So often we complain about that big pie (chart) that is the federal budget. If only "we" could get a bigger piece of the pie, so much could be done in the soft power category. Indeed, in President Bush's proposed budget, the DoD gets more than $481.4 billion, while a mere $1.5 billion is set aside for broadcasting, exchanges and general public diplomacy activities. For all you non-mathmeticians out there, "their" slice is about 320 times larger than "ours."
There is hope, however, and I came across it in the transcript from a Naval War College forum from June 2001. MIT's Cindy Williams, perhaps even unintentionally, articulated a possible strategy for getting a bigger part of the pie.
More after the jump...
Along with Michele A. Flournoy and David Mosher, Wiliams is talking about the issue of U.S. military "transformation" and how DoD must change its thinking, strategy and operations in the 21st Century. Williams has some strong arguments on what language is used to describe this military evolution, and then provides us with this gem:
Setting a top line for defense and working within it is fundamental to devising a strategy.
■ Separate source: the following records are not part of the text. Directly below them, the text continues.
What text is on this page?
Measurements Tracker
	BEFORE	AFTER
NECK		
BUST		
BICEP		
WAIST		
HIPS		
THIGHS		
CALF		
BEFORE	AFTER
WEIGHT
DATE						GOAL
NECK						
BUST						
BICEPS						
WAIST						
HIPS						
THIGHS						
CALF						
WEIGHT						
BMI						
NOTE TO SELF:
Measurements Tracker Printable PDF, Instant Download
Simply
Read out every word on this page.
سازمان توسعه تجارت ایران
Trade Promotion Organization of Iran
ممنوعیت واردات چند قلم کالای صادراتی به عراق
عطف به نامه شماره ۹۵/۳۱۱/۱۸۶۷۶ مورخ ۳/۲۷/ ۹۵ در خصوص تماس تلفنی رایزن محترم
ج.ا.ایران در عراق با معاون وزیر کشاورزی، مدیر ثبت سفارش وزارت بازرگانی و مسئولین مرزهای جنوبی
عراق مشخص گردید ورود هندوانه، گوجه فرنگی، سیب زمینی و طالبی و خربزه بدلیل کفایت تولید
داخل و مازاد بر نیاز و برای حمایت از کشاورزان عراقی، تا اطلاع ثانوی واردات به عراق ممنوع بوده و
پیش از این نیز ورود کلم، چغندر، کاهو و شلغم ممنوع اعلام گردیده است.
The Defense Department needs to know how much money it will have, in order to know how deeply it will have to cut into the areas where, as Michèle Flournoy likes to say, it can accept greater risk. But that does not apply when setting the top line for the individual services. In the 1997 quadrennial review, the defense budget “pie” was divided up among the services using the same formula as was used year after year during the Cold War.That is counter-strategic. The department needs not only a joint process to determine its requirements but a joint view to determine its strategy. We must decide priorities not on the basis of what is best for the Army, Air Force, Navy and Marine Corps, but on the basis of what is best for the nation. If this means that the Navy’s share of the defense budget grows while the Army’s shrinks, so be it (emphasis mine).
Williams - again, perhaps inadvertently - is making an argument for smart power. If more tanks, more planes, more troops and more bullets are what will maximize U.S. power, so be it. But we know that is just fantasy. Hard power is not enough, and can even do more harm than good. If defense policy - and accordingly, defense appropriations - should be dictated by what is best for the nation, then so should overall U.S. foreign policy. Now all we need is a bigger piece of the pie!!!